Gifford also talks about the lack of firm morality in China today. He says for years the Chinese have lived by Marxist/Maoist standards and as that erodes, nothing has yet taken its place—and most Chinese have no strong religious affiliation. The result is capitalism unbound, at least among the urban and relatively educated. I find that analysis disturbing, with its assumption that it’s religion that keeps societies moral…. Must think about that. But clearly there’s been a loosening of the moral standards associated with Chinese Communism—though not in all cases. Gifford attributes the recent scandals with tainted food supplies to that rampant capitalism. Would like to hear his opinion on the recent move of the Chinese government to take partial responsibility for the tainted milk scandal.

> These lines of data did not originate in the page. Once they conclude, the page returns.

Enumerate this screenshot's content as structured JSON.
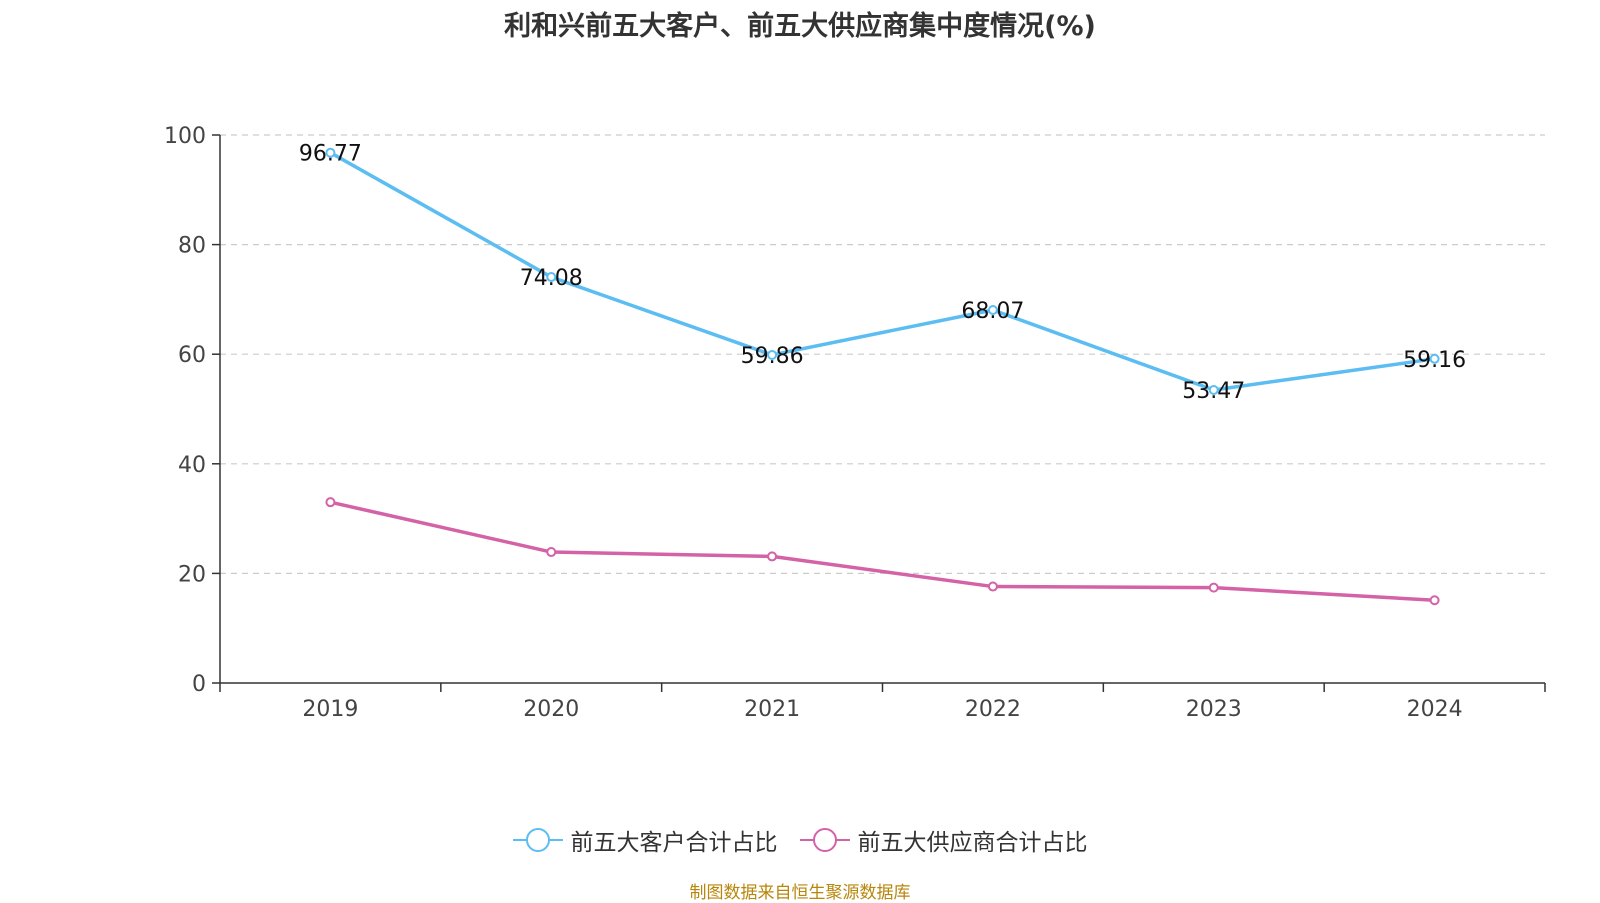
{
  "chart_data": {
    "type": "line",
    "title": "利和兴前五大客户、前五大供应商集中度情况(%)",
    "categories": [
      "2019",
      "2020",
      "2021",
      "2022",
      "2023",
      "2024"
    ],
    "series": [
      {
        "name": "前五大客户合计占比",
        "values": [
          96.77,
          74.08,
          59.86,
          68.07,
          53.47,
          59.16
        ],
        "color": "#5bbdf2",
        "labels_shown": true
      },
      {
        "name": "前五大供应商合计占比",
        "values": [
          33.0,
          23.9,
          23.1,
          17.6,
          17.4,
          15.1
        ],
        "color": "#d462a7",
        "labels_shown": false
      }
    ],
    "ylim": [
      0,
      100
    ],
    "yticks": [
      "0",
      "20",
      "40",
      "60",
      "80",
      "100"
    ],
    "grid": true,
    "legend_position": "bottom"
  },
  "source": "制图数据来自恒生聚源数据库"
}
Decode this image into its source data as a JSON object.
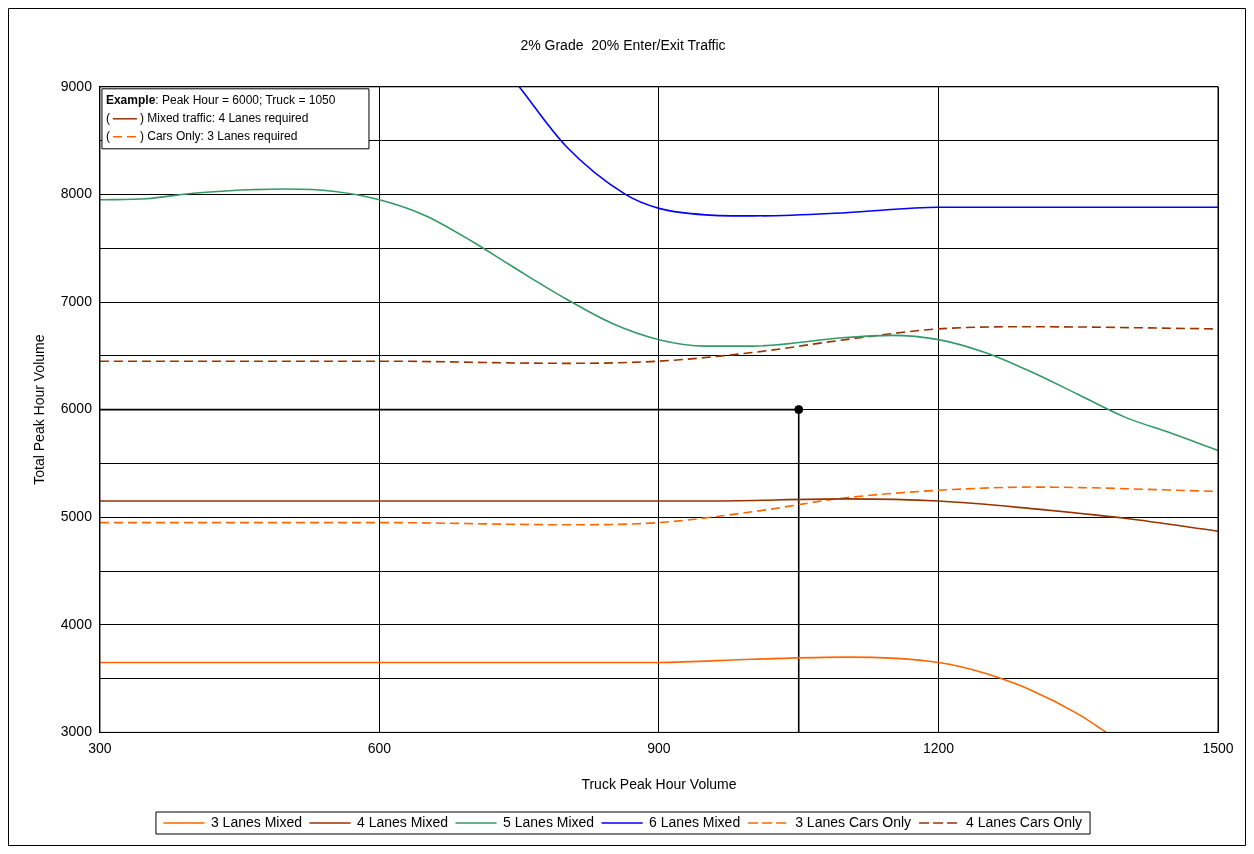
{
  "chart_data": {
    "type": "line",
    "title": "2% Grade  20% Enter/Exit Traffic",
    "xlabel": "Truck Peak Hour Volume",
    "ylabel": "Total Peak Hour Volume",
    "xlim": [
      300,
      1500
    ],
    "xticks": [
      300,
      600,
      900,
      1200,
      1500
    ],
    "ylim": [
      3000,
      9000
    ],
    "yticks": [
      3000,
      {
        "value": 3500,
        "label": null
      },
      4000,
      {
        "value": 4500,
        "label": null
      },
      5000,
      {
        "value": 5500,
        "label": null
      },
      6000,
      {
        "value": 6500,
        "label": null
      },
      7000,
      {
        "value": 7500,
        "label": null
      },
      8000,
      {
        "value": 8500,
        "label": null
      },
      9000
    ],
    "grid": true,
    "legend": "bottom",
    "marker": "none",
    "annotations": [
      "Example: Peak Hour = 6000; Truck = 1050",
      "( ) Mixed traffic: 4 Lanes required",
      "( ) Cars Only: 3 Lanes required"
    ],
    "series": [
      {
        "name": "3 Lanes Mixed",
        "color": "#ff6600",
        "line_style": "solid",
        "x": [
          300,
          600,
          900,
          1000,
          1100,
          1200,
          1250,
          1300,
          1350,
          1380
        ],
        "values": [
          3650,
          3650,
          3650,
          3680,
          3700,
          3650,
          3550,
          3390,
          3170,
          3000
        ]
      },
      {
        "name": "4 Lanes Mixed",
        "color": "#993300",
        "line_style": "solid",
        "x": [
          300,
          600,
          950,
          1100,
          1200,
          1300,
          1400,
          1500
        ],
        "values": [
          5150,
          5150,
          5150,
          5170,
          5150,
          5080,
          4990,
          4870
        ]
      },
      {
        "name": "5 Lanes Mixed",
        "color": "#339966",
        "line_style": "solid",
        "x": [
          300,
          350,
          400,
          500,
          550,
          600,
          650,
          700,
          750,
          800,
          850,
          900,
          950,
          1000,
          1100,
          1150,
          1200,
          1250,
          1300,
          1350,
          1400,
          1450,
          1500
        ],
        "values": [
          7950,
          7960,
          8010,
          8050,
          8030,
          7950,
          7800,
          7560,
          7290,
          7030,
          6800,
          6650,
          6590,
          6590,
          6670,
          6690,
          6650,
          6530,
          6350,
          6140,
          5930,
          5780,
          5620
        ]
      },
      {
        "name": "6 Lanes Mixed",
        "color": "#0000ff",
        "line_style": "solid",
        "x": [
          750,
          800,
          864,
          900,
          950,
          1000,
          1100,
          1200,
          1500
        ],
        "values": [
          9000,
          8450,
          8000,
          7870,
          7810,
          7800,
          7830,
          7880,
          7880
        ]
      },
      {
        "name": "3 Lanes Cars Only",
        "color": "#ff6600",
        "line_style": "dashed",
        "x": [
          300,
          600,
          800,
          900,
          1000,
          1100,
          1200,
          1300,
          1500
        ],
        "values": [
          4950,
          4950,
          4930,
          4950,
          5050,
          5180,
          5250,
          5280,
          5240
        ]
      },
      {
        "name": "4 Lanes Cars Only",
        "color": "#993300",
        "line_style": "dashed",
        "x": [
          300,
          600,
          800,
          900,
          1000,
          1100,
          1200,
          1300,
          1500
        ],
        "values": [
          6450,
          6450,
          6430,
          6450,
          6530,
          6650,
          6750,
          6770,
          6750
        ]
      },
      {
        "color": "#000000",
        "line_style": "solid",
        "x": [
          300,
          1050,
          1050
        ],
        "values": [
          6000,
          6000,
          3000
        ]
      },
      {
        "type": "scatter",
        "color": "#000000",
        "marker": "circle",
        "x": [
          1050
        ],
        "values": [
          6000
        ]
      }
    ]
  }
}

Toward the end of his journey he travels the northern route of the old Silk Road, pretty much the same route as Peter Fleming described in News from Tartary in the 1930s. He also covers the territory of Peter Hopkirk’s book, Foreign Devils on the Silk Road, which deals with the Westerns explorers and archeologists who discovered (and then appropriated) ancient manuscripts and artifacts preserved in caves near Dunwang in what used to be called Chinese Turkestan and is now Xinjiang Uyghur Autonomous Region.

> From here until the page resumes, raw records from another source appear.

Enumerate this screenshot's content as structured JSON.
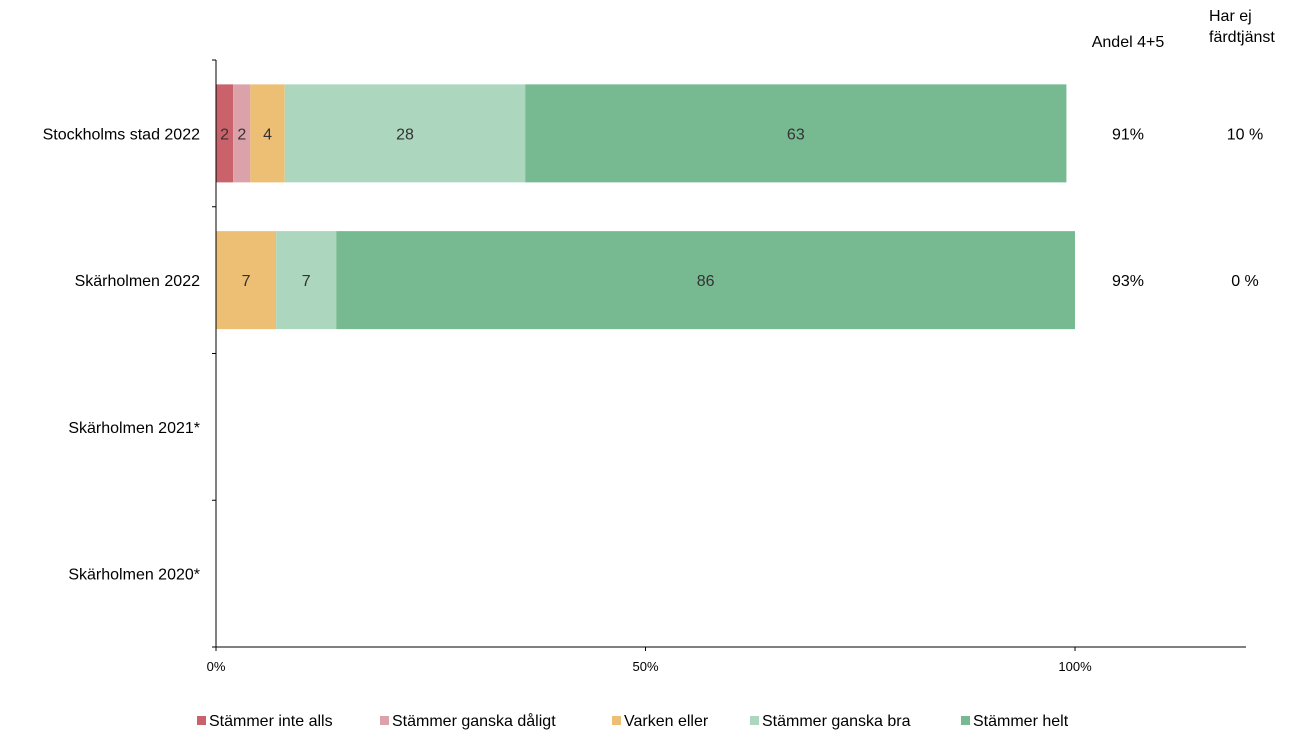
{
  "chart_data": {
    "type": "bar",
    "orientation": "horizontal",
    "stacked": true,
    "categories": [
      "Stockholms stad 2022",
      "Skärholmen 2022",
      "Skärholmen 2021*",
      "Skärholmen 2020*"
    ],
    "series": [
      {
        "name": "Stämmer inte alls",
        "color": "#c9626a",
        "values": [
          2,
          0,
          null,
          null
        ]
      },
      {
        "name": "Stämmer ganska dåligt",
        "color": "#dba3a9",
        "values": [
          2,
          0,
          null,
          null
        ]
      },
      {
        "name": "Varken eller",
        "color": "#edbf75",
        "values": [
          4,
          7,
          null,
          null
        ]
      },
      {
        "name": "Stämmer ganska bra",
        "color": "#acd6bd",
        "values": [
          28,
          7,
          null,
          null
        ]
      },
      {
        "name": "Stämmer helt",
        "color": "#77b990",
        "values": [
          63,
          86,
          null,
          null
        ]
      }
    ],
    "x_ticks": [
      "0%",
      "50%",
      "100%"
    ],
    "xlim": [
      0,
      100
    ],
    "grid": false,
    "legend_position": "bottom",
    "side_columns": [
      {
        "header": "Andel 4+5",
        "values": [
          "91%",
          "93%",
          "",
          ""
        ]
      },
      {
        "header_lines": [
          "Har ej",
          "färdtjänst"
        ],
        "values": [
          "10 %",
          "0 %",
          "",
          ""
        ]
      }
    ]
  }
}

Wednesday, October 08, 2008

After Dark by Haruki Murakami


I found this one really compelling--I find Murakami generally fascinating. His odd slant on contemporary culture--both Japanese and American, or maybe really world culture--is fascinating, unsettling and strangely satisfying.

It begins with an encounter in Denny’s (Murakami is fascinated with American pop culture) between two college students, a girl who’s quietly reading in order to avoid going home and a guy who’s off to practice with the band where he plans trombone—in a old warehouse they can use only at night. They begin talking about chicken salad—his favorite at Denny’s. She’s skeptical—chickens are abused and full of hormones; he’s surprised at her health concerns since she’s smoking. These two—Mari and Takahashi--are the focus of the narrator’s commentary at different times during the night, basically between midnight and dawn in Tokyo.

We learn that Mari is studying Chinese, has a scholarship to study in China, and that her beautiful sister—with whom she’s been compared unfavorably all her life—has been sleeping for weeks, apparently healthy but avoiding the world. Takahashi loves music, but has decided to concentrate seriously on his law studies so that he can get a pretty good job at a pretty good company and live in a pretty good house with a pretty good family in a—well you get the idea. They encounter each other and talk several times during the night, getting to know one another and relating to each other with increasing authenticity.

In the meantime we encounter a Chinese prostitute who’s been raped and beaten in the Alphaville “love hotel”, and the seemingly respectable computer expert (who lives in a pretty good neighborhood with a pretty good family) who’s responsible, and we meet those who work at Alphaville at night.

It’s a simple story really—increasingly real people navigating an increasingly unreal world.